Akhirnya dipilihlah distrik Nakajima, sebuah area nan dulunya merupakan pusat upaya dan komersial di Hiroshima, untuk dijadikan sebuah memorial park nan lampau dinamakan Hiroshima Peace Memorial Park atau Hiroshima Heiwa Kinen Koen. Kenapa kudu Distrik Nakajima? Karena peledak atom tersebut jatuh di area ini.
Hiroshima Peace Memorial Park via Fun JapanApa nan bisa ditemukan di Hiroshima Peace Memorial Park?
Sesuai dengan judulnya, ialah memorial park, di taman ini banyak ditemukan beragam fasilitas, patung, monumen, maupun spot berhistoris (selanjutnya bakal saya sebut sebagai akomodasi saja) nan berasosiasi dengan peristiwa 6 Agustus 1945 itu.
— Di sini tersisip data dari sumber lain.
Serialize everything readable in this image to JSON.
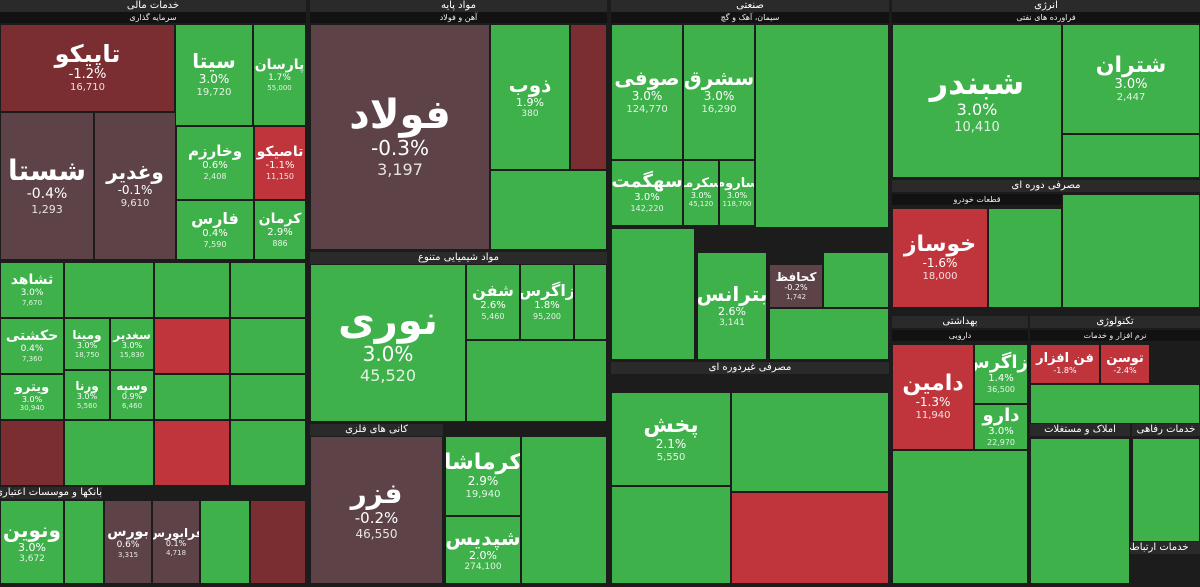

Jumlah akomodasi tersebut jumlahnya cukup banyak, dan kegunaan serta maknanya pun sangat beragam. Saya bakal membujuk teman-teman untuk mengenal jenis akomodasi tersebut satu persatu, namun sebelumnya mari lihat dulu peta Hiroshima Peace Memorial Park berikut ini:
Peta Hiroshima Peace Memorial Park via Nuclearcompanion
Cukup banyak kan nan bisa ditemukan di tempat ini? Ngomong-ngomong, itu hanya peta globalnya saja lho, lantaran sebetulnya jika di-detail-kan lagi, jumlah akomodasi nan ada di tempat ini cukup membikin puyeng kepala saking banyaknya.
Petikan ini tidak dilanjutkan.